Based on our assessment it is evident that, the former Board Chairman also operated in the role of advisor to the Minister of Health on the implementation of the RTA/EVS System and its potential for improving the financial circumstances of the HSA. This role was undertaken separately from his capacity as the Board Chairman of the HSA, and the Chairman of the procurement committee.   To make matters worse, and to confuse staff even further, the former Board Chairman utilized the letterheads of the Health Services Authority in his written communications, signing as Chairman of the Board even when these correspondences did not relate to his role of Board Chairman.

It is therefore our overall conclusion that the following are the major factors that contributed to the breakdown in the procurement process:

 lack of an effective governance framework between the Ministry of Health and the Health Services Authority that would facilitate the CEO’s full awareness of all Ministerial directives that impact the HSA;

 the involvement of the Board Chairman in conflicting roles including the operational duties of the Health Services Authority;

the view held by the HSA’s finance officers regarding prior financial arrangements between the Ministry of Health and the HSA;

 the general absence of information provided to the financial officers within the Ministry of Health and the HSA; and

the inappropriate administrative structure that was in place for the multi-agency procurement.

The recommendations for improvement have been accepted and as indicated in the management comments, management have committed to improving the deficiencies, in some instances over and above the recommendations that have been raised in this report.
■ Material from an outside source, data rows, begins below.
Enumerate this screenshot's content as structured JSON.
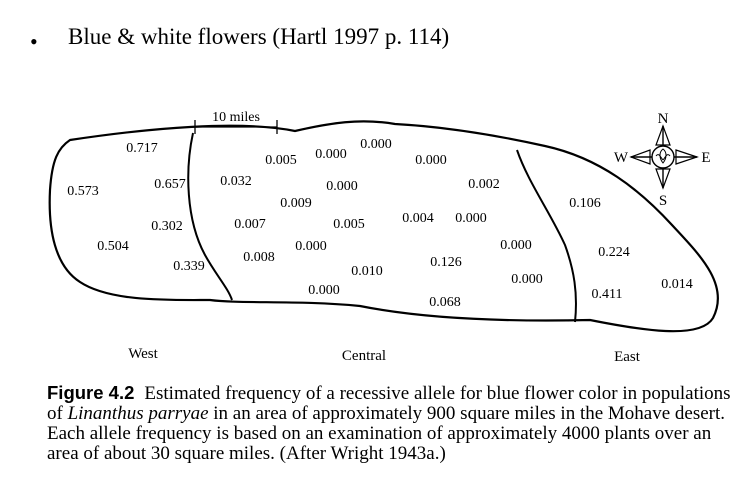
{
  "slide": {
    "bullet": "•",
    "heading": "Blue & white flowers (Hartl 1997 p. 114)"
  },
  "figure": {
    "scale_bar_label": "10 miles",
    "compass": {
      "north": "N",
      "south": "S",
      "east": "E",
      "west": "W"
    },
    "regions": {
      "west": "West",
      "central": "Central",
      "east": "East"
    },
    "frequencies": {
      "west": [
        "0.717",
        "0.573",
        "0.657",
        "0.302",
        "0.504",
        "0.339"
      ],
      "central": [
        "0.005",
        "0.000",
        "0.000",
        "0.000",
        "0.032",
        "0.000",
        "0.002",
        "0.009",
        "0.007",
        "0.005",
        "0.004",
        "0.000",
        "0.008",
        "0.000",
        "0.000",
        "0.010",
        "0.126",
        "0.000",
        "0.000",
        "0.068"
      ],
      "east": [
        "0.106",
        "0.224",
        "0.014",
        "0.411"
      ]
    },
    "caption": {
      "label": "Figure 4.2",
      "text_pre": "Estimated frequency of a recessive allele for blue flower color in populations of ",
      "species": "Linanthus parryae",
      "text_post": " in an area of approximately 900 square miles in the Mohave desert. Each allele frequency is based on an examination of approximately 4000 plants over an area of about 30 square miles. (After Wright 1943a.)"
    }
  }
}
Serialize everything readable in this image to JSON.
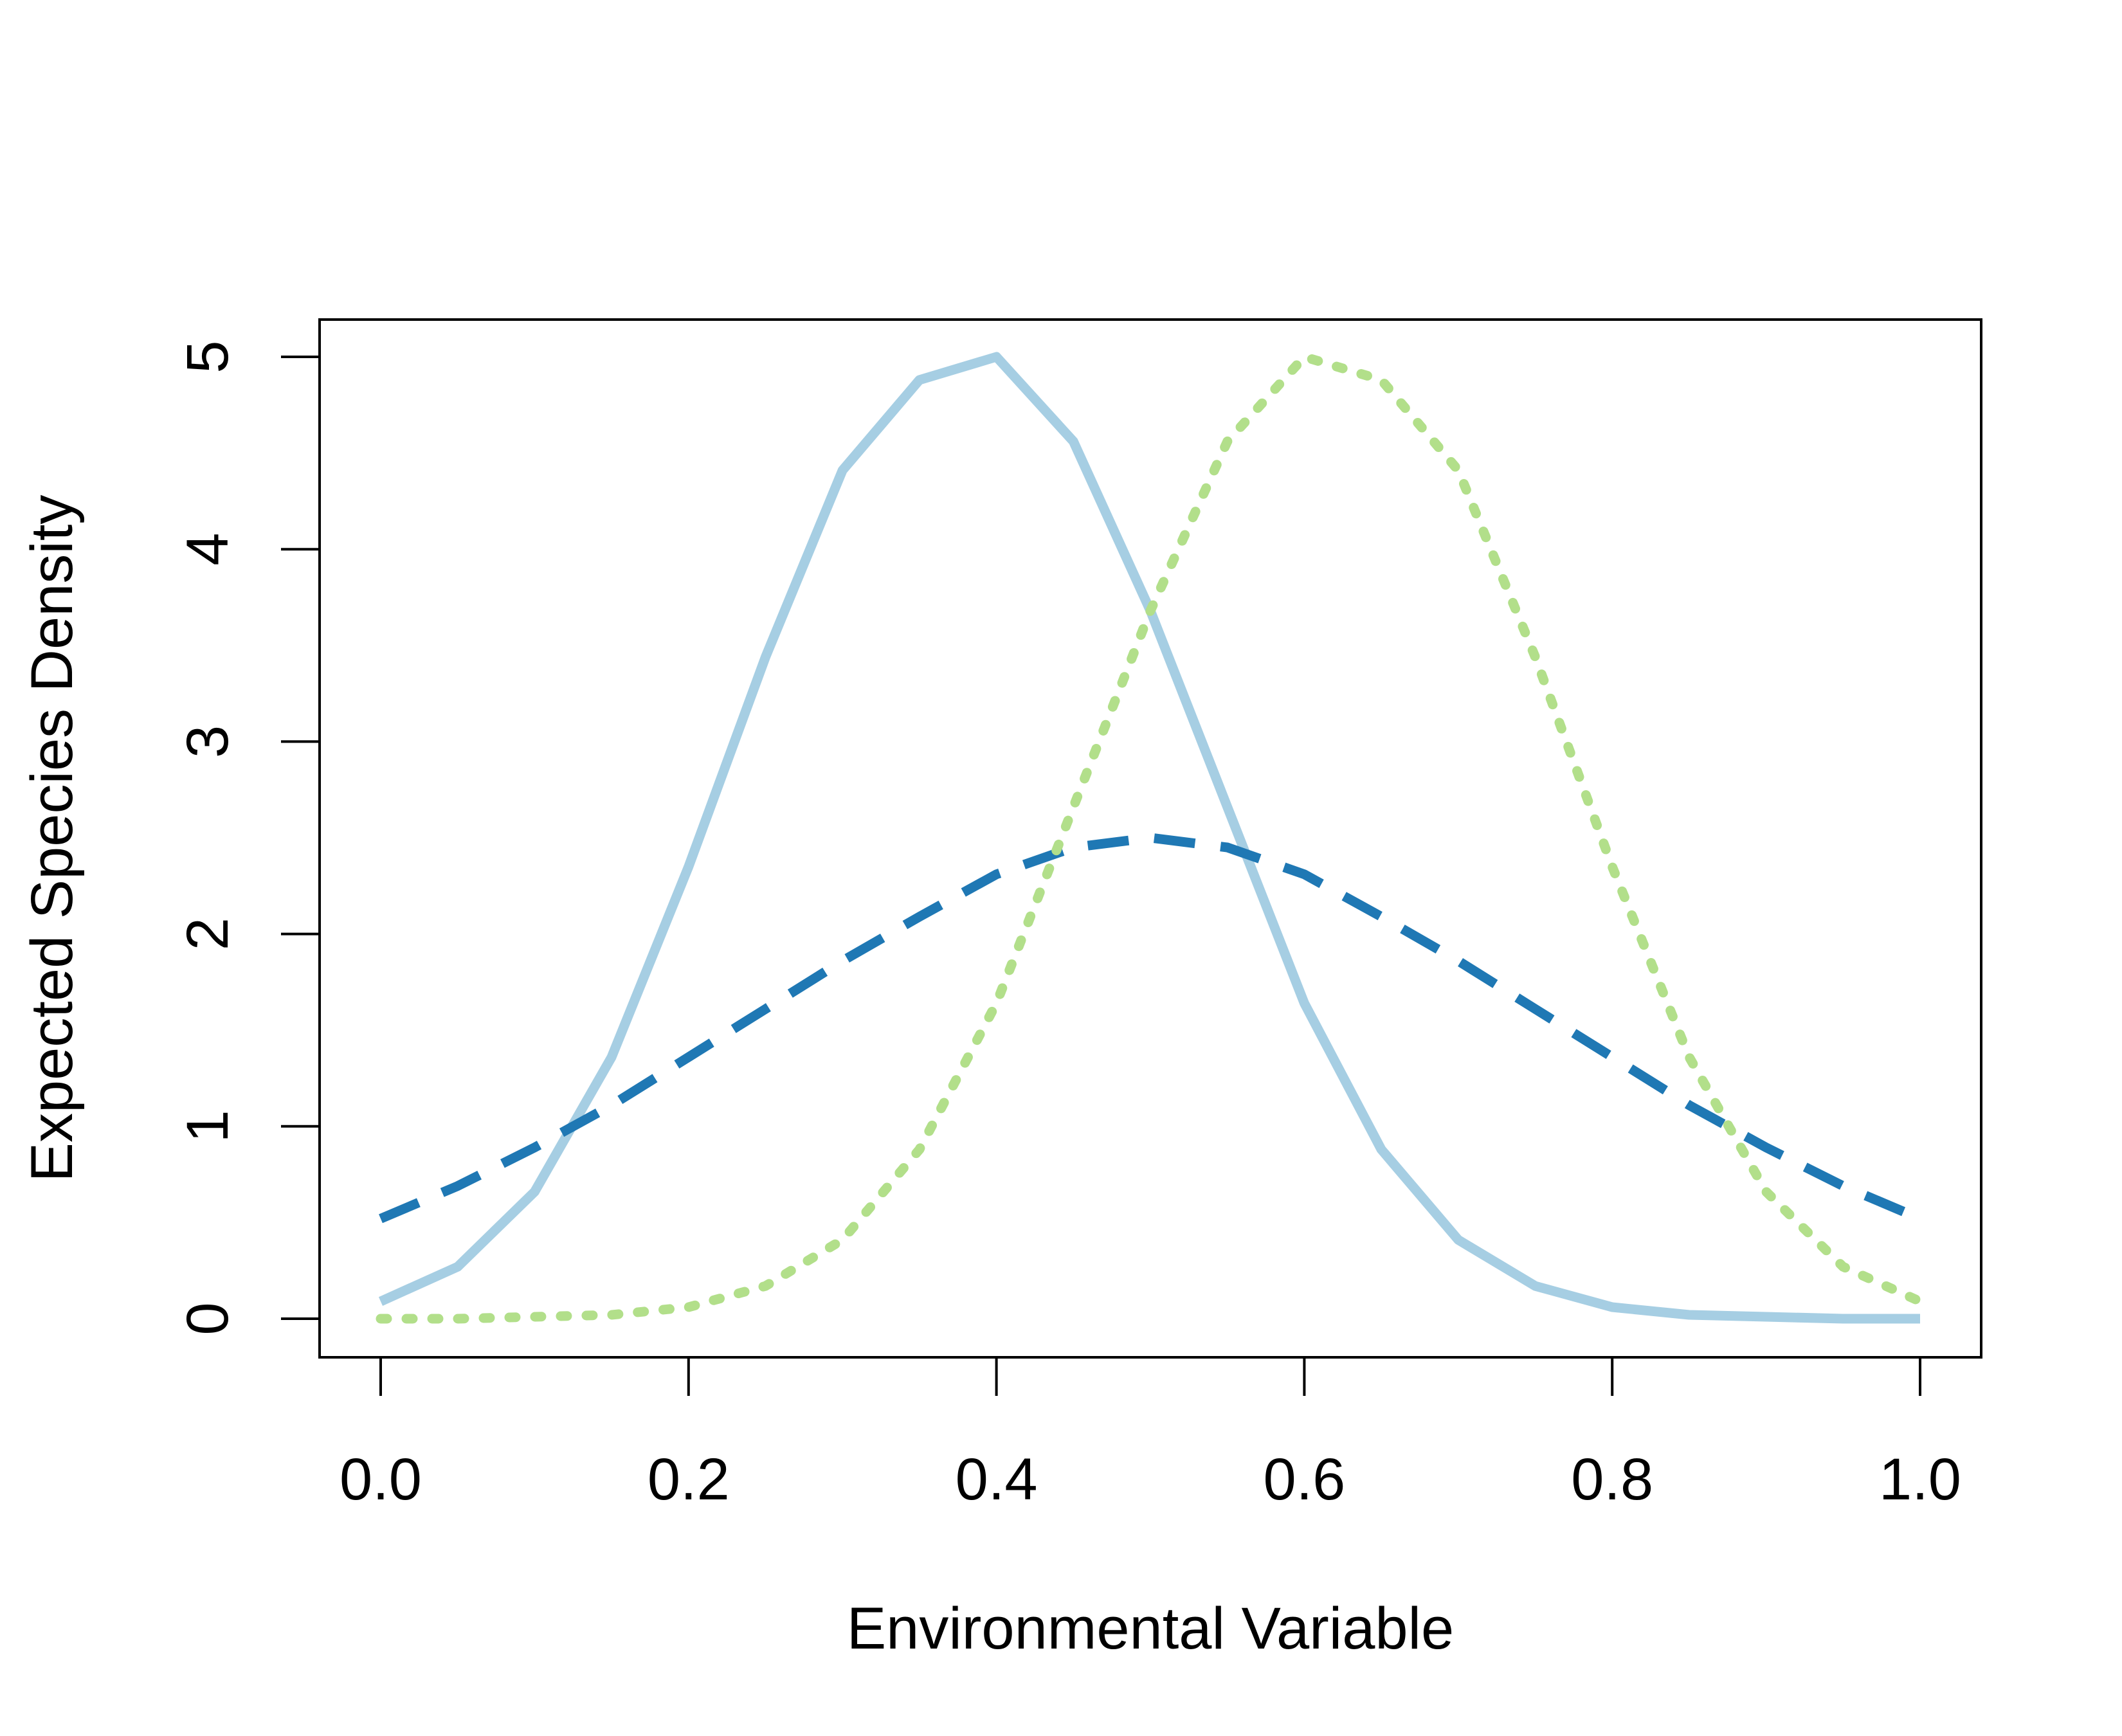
{
  "chart_data": {
    "type": "line",
    "title": "",
    "xlabel": "Environmental Variable",
    "ylabel": "Expected Species Density",
    "xlim": [
      0,
      1
    ],
    "ylim": [
      0,
      5
    ],
    "x_ticks": [
      0.0,
      0.2,
      0.4,
      0.6,
      0.8,
      1.0
    ],
    "x_tick_labels": [
      "0.0",
      "0.2",
      "0.4",
      "0.6",
      "0.8",
      "1.0"
    ],
    "y_ticks": [
      0,
      1,
      2,
      3,
      4,
      5
    ],
    "y_tick_labels": [
      "0",
      "1",
      "2",
      "3",
      "4",
      "5"
    ],
    "grid": false,
    "legend": "none",
    "x": [
      0.0,
      0.05,
      0.1,
      0.15,
      0.2,
      0.25,
      0.3,
      0.35,
      0.4,
      0.45,
      0.5,
      0.55,
      0.6,
      0.65,
      0.7,
      0.75,
      0.8,
      0.85,
      0.9,
      0.95,
      1.0
    ],
    "series": [
      {
        "color": "#A6CEE3",
        "line_style": "solid",
        "values": [
          0.09,
          0.27,
          0.66,
          1.36,
          2.35,
          3.44,
          4.41,
          4.88,
          5.0,
          4.56,
          3.68,
          2.66,
          1.64,
          0.88,
          0.41,
          0.17,
          0.06,
          0.02,
          0.01,
          0.0,
          0.0
        ]
      },
      {
        "color": "#1F78B4",
        "line_style": "dashed",
        "values": [
          0.52,
          0.69,
          0.89,
          1.11,
          1.36,
          1.61,
          1.86,
          2.09,
          2.31,
          2.45,
          2.5,
          2.45,
          2.31,
          2.09,
          1.86,
          1.61,
          1.36,
          1.11,
          0.89,
          0.69,
          0.52
        ]
      },
      {
        "color": "#B2DF8A",
        "line_style": "dotted",
        "values": [
          0.0,
          0.0,
          0.01,
          0.02,
          0.06,
          0.17,
          0.41,
          0.88,
          1.64,
          2.66,
          3.68,
          4.56,
          5.0,
          4.88,
          4.41,
          3.44,
          2.35,
          1.36,
          0.66,
          0.27,
          0.09
        ]
      }
    ]
  }
}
I would also like to thank the public servants who assisted during this review. Their assistance have made it possible for us to put together a coherent report, given all the facets and complexity of this procurement. This audit process has also conveyed the considerable distress that the entire situation has caused for some public servants. And although our report has identified administrative deficiencies with the procurement process that was undertaken, and which public servants have committed to rectifying going forward, it is our overall assessment that the impact of the administrative deficiencies was aggravated by a clear intent to deceive.


Deloris E. Gordon                                                                                           June 6, 2016


HSA’s Response Regarding CarePay Audit Findings

The HSA Board welcomes the review of the CarePay procurement process and the findings of the Internal Auditor that there is no evidence of corruption by civil or public servants.

As indicated in the Internal Auditor’s report, the “lack of an effective governance arrangement for the procurement project contributed to” and facilitated the Chairman’s involvement in a number of conflicting roles that allowed him to successfully defraud the government. The HSA and Ministry of Health recognize that the governance structure is critical to a clear separation of roles and we are already working together to strengthen internal controls in an effort to mitigate against such activities in the future.


Ministry of Health’s Response to CarePay Audit Findings

The Ministry of Health welcomes the review of the CarePay procurement process and the findings of the Internal Audit Unit that there is no evidence of corruption by civil or public servants.

Furthermore, the Ministry fully supports the Ministry of Finance’s efforts to improve the procurement process and the Ministry is also taking steps to improve the communication structure between the H.S.A.’s Board and the Ministry.